Government Money For Cambridge Cycling Safety

cambridge_bikes17:21 Thursday 4th April 2013
Drive BBC Radio Cambridgeshire

CHRIS MANN: A cycling MP has reacted with joy at the news that the city he represents is to receive £1.2 million of funding to improve safety for cyclists, and happily that city is one of our own. It’s Cambridge. And the MP is the LibDem Julian Huppert, who joins us on the line now. Hello Julian.
JULIAN HUPPERT: Hi. How are you?
CHRIS MANN: Very well thank you. Very well. And we’ve heard in the last hour that you are Parliamentarian of the Month, so congratulations.
JULIAN HUPPERT: Well thank you. Yes, this is a thing which Brake, the national road safety charity run. They pick somebody every month. I think it’s the second time I’ve been honoured with this, and it’s a great pleasure, but there’s still a lot more to do.
CHRIS MANN: So, money coming for cycling, but at a time when we’re told that we have to tighten our belts, can we really afford £1.2 million for cycling?
JULIAN HUPPERT: I think the real question is whether we can afford not to spend £1.2 million to improve some of the most dangerous junctions and routes that we have. This is part of a national package that the LibDem Transport Minister Norman Baker is putting out. It’s £40 million altogether, including local authority contributions, across the country, to improve the worst blackspots where you have the most accidents and the most deaths.
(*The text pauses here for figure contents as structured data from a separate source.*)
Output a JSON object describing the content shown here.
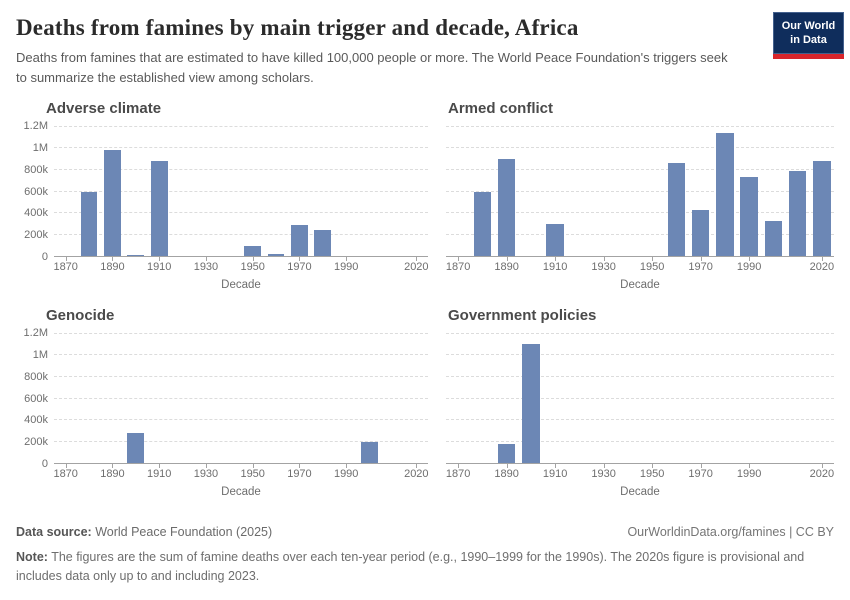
{
  "header": {
    "title": "Deaths from famines by main trigger and decade, Africa",
    "subtitle": "Deaths from famines that are estimated to have killed 100,000 people or more. The World Peace Foundation's triggers seek to summarize the established view among scholars.",
    "logo": {
      "line1": "Our World",
      "line2": "in Data"
    }
  },
  "axis": {
    "xlabel": "Decade",
    "yticks": [
      {
        "value": 0,
        "label": "0"
      },
      {
        "value": 200000,
        "label": "200k"
      },
      {
        "value": 400000,
        "label": "400k"
      },
      {
        "value": 600000,
        "label": "600k"
      },
      {
        "value": 800000,
        "label": "800k"
      },
      {
        "value": 1000000,
        "label": "1M"
      },
      {
        "value": 1200000,
        "label": "1.2M"
      }
    ],
    "xticks": [
      {
        "index": 0,
        "label": "1870"
      },
      {
        "index": 2,
        "label": "1890"
      },
      {
        "index": 4,
        "label": "1910"
      },
      {
        "index": 6,
        "label": "1930"
      },
      {
        "index": 8,
        "label": "1950"
      },
      {
        "index": 10,
        "label": "1970"
      },
      {
        "index": 12,
        "label": "1990"
      },
      {
        "index": 15,
        "label": "2020"
      }
    ]
  },
  "chart_data": [
    {
      "type": "bar",
      "title": "Adverse climate",
      "xlabel": "Decade",
      "ylabel": "",
      "ylim": [
        0,
        1200000
      ],
      "grid": true,
      "categories": [
        "1870",
        "1880",
        "1890",
        "1900",
        "1910",
        "1920",
        "1930",
        "1940",
        "1950",
        "1960",
        "1970",
        "1980",
        "1990",
        "2000",
        "2010",
        "2020"
      ],
      "values": [
        0,
        600000,
        980000,
        20000,
        880000,
        0,
        0,
        0,
        100000,
        30000,
        290000,
        245000,
        0,
        0,
        0,
        0
      ]
    },
    {
      "type": "bar",
      "title": "Armed conflict",
      "xlabel": "Decade",
      "ylabel": "",
      "ylim": [
        0,
        1200000
      ],
      "grid": true,
      "categories": [
        "1870",
        "1880",
        "1890",
        "1900",
        "1910",
        "1920",
        "1930",
        "1940",
        "1950",
        "1960",
        "1970",
        "1980",
        "1990",
        "2000",
        "2010",
        "2020"
      ],
      "values": [
        0,
        600000,
        900000,
        0,
        300000,
        0,
        0,
        0,
        0,
        860000,
        430000,
        1140000,
        730000,
        330000,
        790000,
        880000
      ]
    },
    {
      "type": "bar",
      "title": "Genocide",
      "xlabel": "Decade",
      "ylabel": "",
      "ylim": [
        0,
        1200000
      ],
      "grid": true,
      "categories": [
        "1870",
        "1880",
        "1890",
        "1900",
        "1910",
        "1920",
        "1930",
        "1940",
        "1950",
        "1960",
        "1970",
        "1980",
        "1990",
        "2000",
        "2010",
        "2020"
      ],
      "values": [
        0,
        0,
        0,
        280000,
        0,
        0,
        0,
        0,
        0,
        0,
        0,
        0,
        0,
        200000,
        0,
        0
      ]
    },
    {
      "type": "bar",
      "title": "Government policies",
      "xlabel": "Decade",
      "ylabel": "",
      "ylim": [
        0,
        1200000
      ],
      "grid": true,
      "categories": [
        "1870",
        "1880",
        "1890",
        "1900",
        "1910",
        "1920",
        "1930",
        "1940",
        "1950",
        "1960",
        "1970",
        "1980",
        "1990",
        "2000",
        "2010",
        "2020"
      ],
      "values": [
        0,
        0,
        180000,
        1100000,
        0,
        0,
        0,
        0,
        0,
        0,
        0,
        0,
        0,
        0,
        0,
        0
      ]
    }
  ],
  "colors": {
    "bar": "#6c87b5",
    "gridline": "#dcdcdc",
    "axis_line": "#a3a3a3",
    "logo_bg": "#0f2d5c",
    "logo_stripe": "#d8252b"
  },
  "footer": {
    "source_label": "Data source:",
    "source": " World Peace Foundation (2025)",
    "license": "OurWorldinData.org/famines | CC BY",
    "note_label": "Note:",
    "note": " The figures are the sum of famine deaths over each ten-year period (e.g., 1990–1999 for the 1990s). The 2020s figure is provisional and includes data only up to and including 2023."
  }
}
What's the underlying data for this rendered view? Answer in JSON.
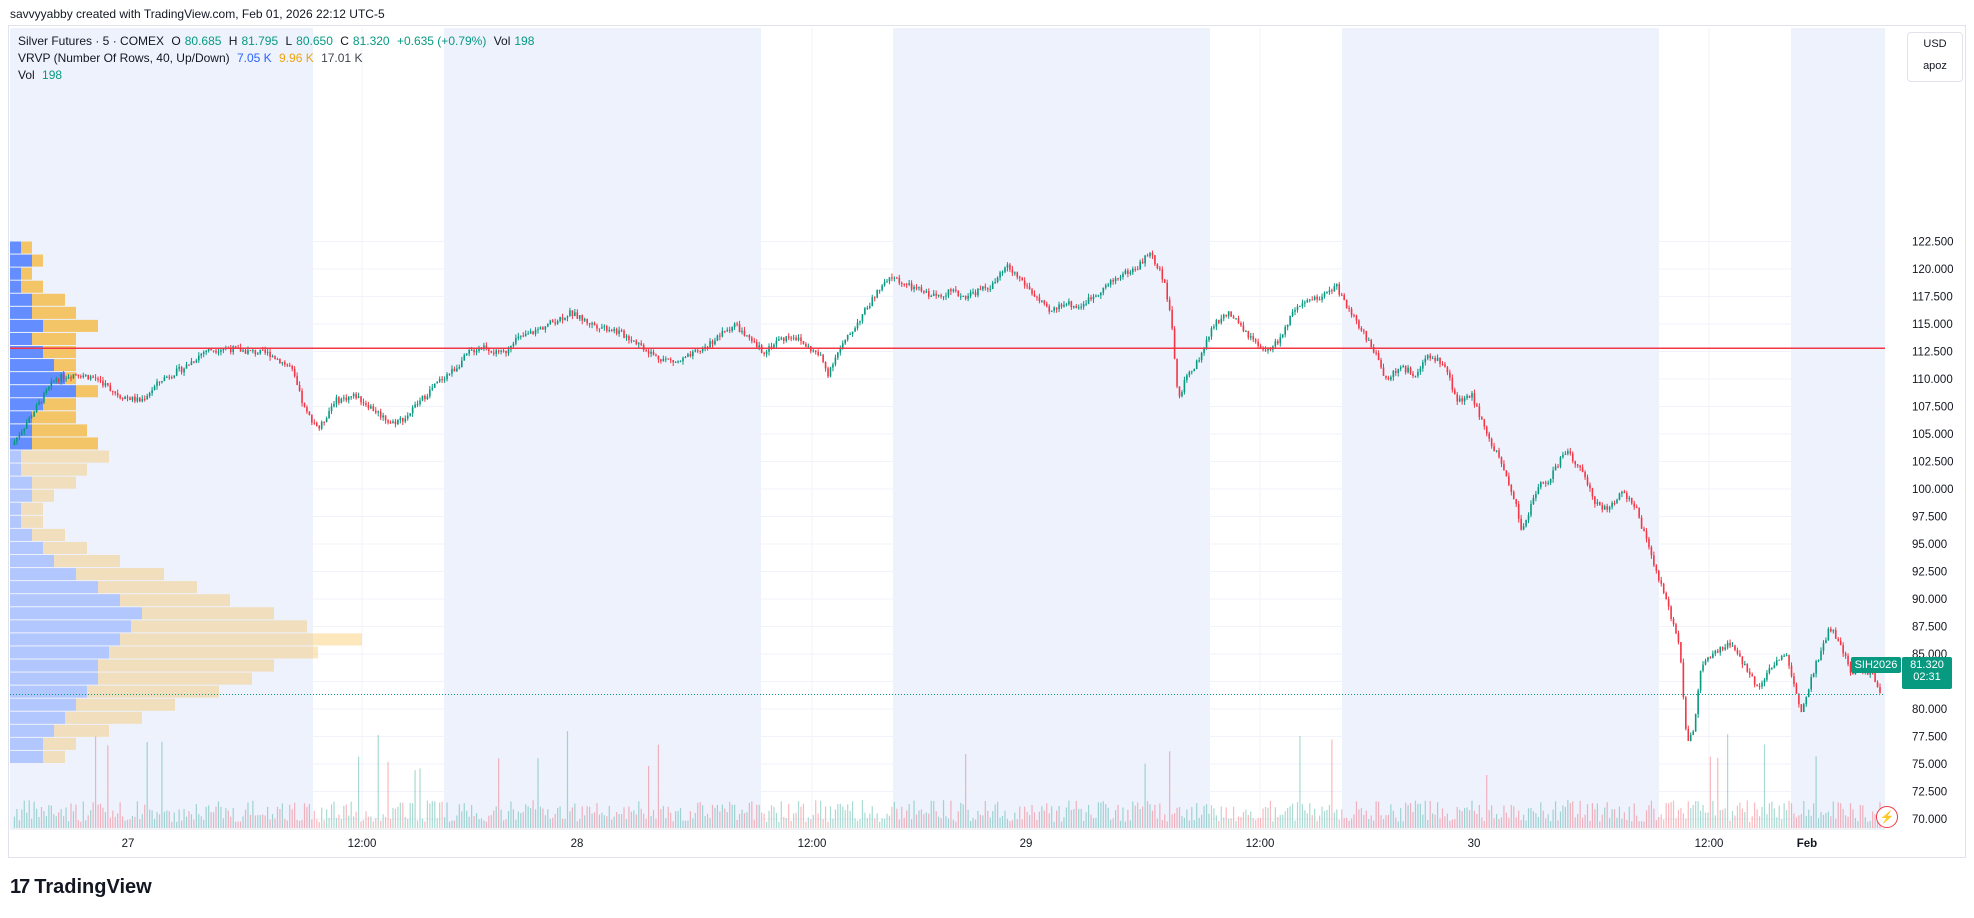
{
  "attribution": "savvyyabby created with TradingView.com, Feb 01, 2026 22:12 UTC-5",
  "legend": {
    "symbol": "Silver Futures · 5 · COMEX",
    "o_label": "O",
    "o_value": "80.685",
    "h_label": "H",
    "h_value": "81.795",
    "l_label": "L",
    "l_value": "80.650",
    "c_label": "C",
    "c_value": "81.320",
    "change": "+0.635 (+0.79%)",
    "vol_label": "Vol",
    "vol_value": "198",
    "vrvp_label": "VRVP (Number Of Rows, 40, Up/Down)",
    "vrvp_up": "7.05 K",
    "vrvp_down": "9.96 K",
    "vrvp_total": "17.01 K",
    "vol2_label": "Vol",
    "vol2_value": "198"
  },
  "unit_box": {
    "currency": "USD",
    "scale": "apoz"
  },
  "price_label": {
    "symbol": "SIH2026",
    "price": "81.320",
    "countdown": "02:31"
  },
  "footer": {
    "brand": "TradingView",
    "mark": "17"
  },
  "colors": {
    "up": "#089981",
    "down": "#f23645",
    "vp_up": "#2962ff",
    "vp_down": "#f7a600",
    "session": "#eef2fd",
    "hline": "#f23645"
  },
  "chart_data": {
    "type": "candlestick",
    "title": "Silver Futures · 5 · COMEX",
    "ylim": [
      69.0,
      124.0
    ],
    "y_ticks": [
      "122.500",
      "120.000",
      "117.500",
      "115.000",
      "112.500",
      "110.000",
      "107.500",
      "105.000",
      "102.500",
      "100.000",
      "97.500",
      "95.000",
      "92.500",
      "90.000",
      "87.500",
      "85.000",
      "82.500",
      "80.000",
      "77.500",
      "75.000",
      "72.500",
      "70.000"
    ],
    "x_ticks": [
      "27",
      "12:00",
      "28",
      "12:00",
      "29",
      "12:00",
      "30",
      "12:00",
      "Feb"
    ],
    "horizontal_line": 112.8,
    "last_price": 81.32,
    "price_path": [
      [
        0,
        104
      ],
      [
        3,
        107
      ],
      [
        6,
        110
      ],
      [
        9,
        110.5
      ],
      [
        12,
        110
      ],
      [
        15,
        108.5
      ],
      [
        18,
        108
      ],
      [
        21,
        110
      ],
      [
        24,
        111
      ],
      [
        27,
        112.6
      ],
      [
        30,
        112.8
      ],
      [
        33,
        112.5
      ],
      [
        36,
        112.3
      ],
      [
        39,
        111
      ],
      [
        41,
        107
      ],
      [
        43,
        105.5
      ],
      [
        45,
        108
      ],
      [
        48,
        108.5
      ],
      [
        51,
        107
      ],
      [
        53,
        106
      ],
      [
        55,
        106.5
      ],
      [
        57,
        108
      ],
      [
        60,
        110
      ],
      [
        62,
        111
      ],
      [
        64,
        112.5
      ],
      [
        66,
        113
      ],
      [
        68,
        112.2
      ],
      [
        69,
        112.5
      ],
      [
        70,
        113.5
      ],
      [
        72,
        114
      ],
      [
        75,
        115
      ],
      [
        78,
        116
      ],
      [
        81,
        115
      ],
      [
        84,
        114.5
      ],
      [
        87,
        113.5
      ],
      [
        90,
        112
      ],
      [
        93,
        111.5
      ],
      [
        96,
        112.5
      ],
      [
        99,
        114
      ],
      [
        101,
        115
      ],
      [
        103,
        113.5
      ],
      [
        105,
        112.5
      ],
      [
        107,
        113.5
      ],
      [
        109,
        114
      ],
      [
        111,
        113
      ],
      [
        113,
        112
      ],
      [
        114,
        110.5
      ],
      [
        115,
        112
      ],
      [
        117,
        114
      ],
      [
        119,
        116
      ],
      [
        121,
        118
      ],
      [
        123,
        119.3
      ],
      [
        125,
        118.5
      ],
      [
        127,
        118
      ],
      [
        129,
        117.5
      ],
      [
        131,
        118
      ],
      [
        133,
        117.5
      ],
      [
        135,
        118
      ],
      [
        137,
        118.5
      ],
      [
        139,
        120.2
      ],
      [
        141,
        119
      ],
      [
        143,
        117.5
      ],
      [
        145,
        116
      ],
      [
        147,
        117
      ],
      [
        149,
        116.5
      ],
      [
        151,
        117.5
      ],
      [
        153,
        118.5
      ],
      [
        155,
        119.5
      ],
      [
        157,
        120
      ],
      [
        159,
        121.5
      ],
      [
        161,
        119
      ],
      [
        162,
        115
      ],
      [
        163,
        108
      ],
      [
        164,
        110
      ],
      [
        166,
        112
      ],
      [
        168,
        115
      ],
      [
        170,
        116
      ],
      [
        172,
        114.5
      ],
      [
        174,
        113
      ],
      [
        175,
        112.3
      ],
      [
        177,
        113.5
      ],
      [
        179,
        116
      ],
      [
        181,
        117
      ],
      [
        183,
        117.5
      ],
      [
        185,
        118.5
      ],
      [
        187,
        116
      ],
      [
        189,
        114
      ],
      [
        190,
        113
      ],
      [
        192,
        110
      ],
      [
        194,
        111
      ],
      [
        196,
        110.5
      ],
      [
        198,
        112
      ],
      [
        200,
        111.5
      ],
      [
        202,
        108
      ],
      [
        204,
        108.5
      ],
      [
        206,
        105
      ],
      [
        208,
        102.5
      ],
      [
        210,
        99
      ],
      [
        211,
        96
      ],
      [
        213,
        100
      ],
      [
        215,
        101
      ],
      [
        217,
        103.5
      ],
      [
        219,
        102
      ],
      [
        221,
        99
      ],
      [
        223,
        98
      ],
      [
        225,
        100
      ],
      [
        227,
        98
      ],
      [
        229,
        94
      ],
      [
        231,
        90
      ],
      [
        233,
        86
      ],
      [
        234,
        77
      ],
      [
        235,
        78
      ],
      [
        236,
        84
      ],
      [
        238,
        85
      ],
      [
        240,
        86
      ],
      [
        242,
        84
      ],
      [
        244,
        82
      ],
      [
        246,
        84
      ],
      [
        248,
        85
      ],
      [
        249,
        82
      ],
      [
        250,
        80
      ],
      [
        252,
        84
      ],
      [
        254,
        87.5
      ],
      [
        256,
        85
      ],
      [
        257,
        83
      ],
      [
        258,
        84
      ],
      [
        260,
        83
      ],
      [
        261,
        81.32
      ]
    ],
    "volume_profile": {
      "price_min": 75.0,
      "price_max": 122.5,
      "up": [
        1,
        2,
        1,
        1,
        2,
        2,
        3,
        2,
        3,
        4,
        5,
        6,
        3,
        2,
        2,
        2,
        1,
        1,
        2,
        2,
        1,
        1,
        2,
        3,
        4,
        6,
        8,
        10,
        12,
        11,
        10,
        9,
        8,
        8,
        7,
        6,
        5,
        4,
        3,
        3
      ],
      "down": [
        1,
        1,
        1,
        2,
        3,
        4,
        5,
        4,
        3,
        2,
        1,
        2,
        3,
        4,
        5,
        6,
        8,
        6,
        4,
        2,
        2,
        2,
        3,
        4,
        6,
        8,
        9,
        10,
        12,
        16,
        22,
        19,
        16,
        14,
        12,
        9,
        7,
        5,
        3,
        2
      ]
    }
  }
}
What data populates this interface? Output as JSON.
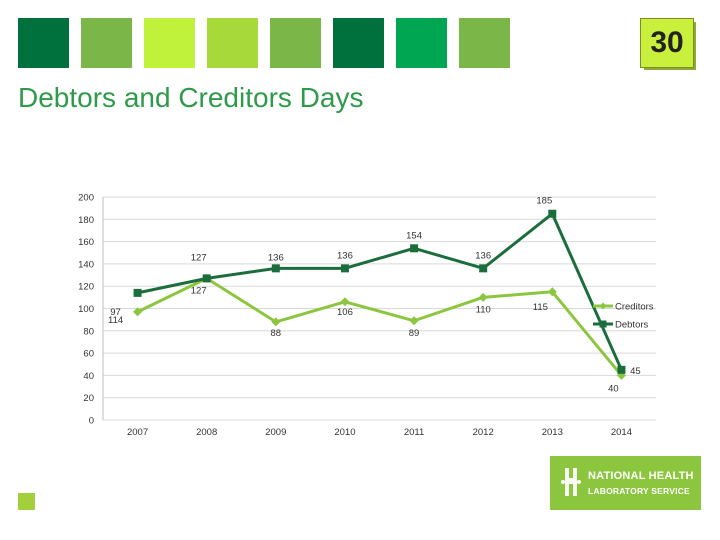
{
  "header": {
    "tile_colors": [
      "#00703c",
      "#7ab648",
      "#c1f23b",
      "#a8d93a",
      "#7ab648",
      "#00703c",
      "#00a651",
      "#7ab648"
    ],
    "page_number": "30"
  },
  "title": "Debtors and Creditors Days",
  "logo": {
    "line1": "NATIONAL HEALTH",
    "line2": "LABORATORY SERVICE",
    "icon": "nhls-logo-icon"
  },
  "chart_data": {
    "type": "line",
    "categories": [
      "2007",
      "2008",
      "2009",
      "2010",
      "2011",
      "2012",
      "2013",
      "2014"
    ],
    "ylim": [
      0,
      200
    ],
    "yticks": [
      "0",
      "20",
      "40",
      "60",
      "80",
      "100",
      "120",
      "140",
      "160",
      "180",
      "200"
    ],
    "grid": true,
    "legend_position": "right",
    "series": [
      {
        "name": "Creditors",
        "color": "#8cc63f",
        "marker": "diamond",
        "values": [
          97,
          127,
          88,
          106,
          89,
          110,
          115,
          40
        ],
        "labels": [
          "97",
          "127",
          "88",
          "106",
          "89",
          "110",
          "115",
          "40"
        ]
      },
      {
        "name": "Debtors",
        "color": "#1b6e3c",
        "marker": "square",
        "values": [
          114,
          127,
          136,
          136,
          154,
          136,
          185,
          45
        ],
        "labels": [
          "114",
          "127",
          "136",
          "136",
          "154",
          "136",
          "185",
          "45"
        ]
      }
    ]
  }
}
I think we can’t afford not to do it. And I’m delighted that we’ve got so much of the money here in Cambridge, for schemes which hopefully will make a big difference to people’s lives.
CHRIS MANN: I know you’ve been filming this afternoon with our colleagues at BBC Look East at a junction in Cambridge. Tell us where that was, and what you were doing there.
JULIAN HUPPERT: Well yes, that was the junction of Perne Road and Radegund Road, which is a rather awkward roundabout on a very busy cycle route as people access the station. That’s one of the sites in Cambridge that will get improvements. There’s also some funding for the Catholic Church junction, which will provide some benefit for cyclists, I think not as much as some of us would have liked. It’s possible the County Council will now be able to look again and see if they can tweak it and make it even better. And the route out to Histon going up the A14, which anybody who tries to cycle that will know just how dangerous that can be.
CHRIS MANN: Is this just about cycling, or about road safety in general.
JULIAN HUPPERT: It’s about all of road safety. Better designed junctions are generally safer for everybody, so we want to make cycling safer, but also to encourage those people who don’t cycle because they’re worried about it, to ease their concerns, so they can see that it can be safer. There’s a lot more that we want to do. I’m still very keen to see what’s called the Chisholm Trail, which would essentially run along the railway line to the north of Cambridge down to the south. So it would provide more segregated routes, so that cyclists don’t have to compete with either pedestrians or with cars, and can get around safely and cleanly through Cambridge.
CHRIS MANN: What about those that have to rely on public transport that’s still not up to scratch?
JULIAN HUPPERT: Well you’re absolutely right about that, and sadly the County Council and the Conservative leadership there have cut the funding for that. And we have to do something about that, because while many people can walk and cycle and we need to make that easier, for many other people buses and public transport are the key things.
CHRIS MANN: I don’t think the County Council are responsible for the trains though, are they?
JULIAN HUPPERT: The County Council aren’t responsible for the trains, and it looks like we’re finally making progress with the new Chesterton station that I’ve been campaigning for, but buses are very important, people trying to get around.
CHRIS MANN: Well we won’t make progress on the A14 unless your Cambridge City Council, LibDem controlled, put money into that.
JULIAN HUPPERT: Well I’ve heard this said. I just don’t actually believe that that is actually the case. And I think one of the things that people in Cambridge have actually asked me is why is it that a nationally important road like the A14, which goes past Cambridge, why is it that people in Cambridge should pay through their City Council tax, which is £150 or so for a couple, plus through their County Council tax, plus through their national taxes, plus through the toll? That does seem a bit unreasonable.
CHRIS MANN: Just to show that it’s an interactive programme, on our Twitter account, @ChrisMannBBC just had a message saying “cycling groups unimpressed by the proposed junction change. Will remain a danger blackspot.” I think they’re talking about the Catholic Church junction there.
JULIAN HUPPERT: Indeed. It will help people who are coming from Hills Road. I think there’s no doubt about that. It will provide some benefit. I don’t think it’s a huge step change, which ideally, I said a few minutes ago, perhaps the County Council now they’ve got this extra money will be able to look and see can they tweak it, can they improve it, so that you do actually make a more significant change at that junction.
CHRIS MANN: Julian Huppert, Parliamentarian of the Month, MP for Cambridge, thank, you for joining me.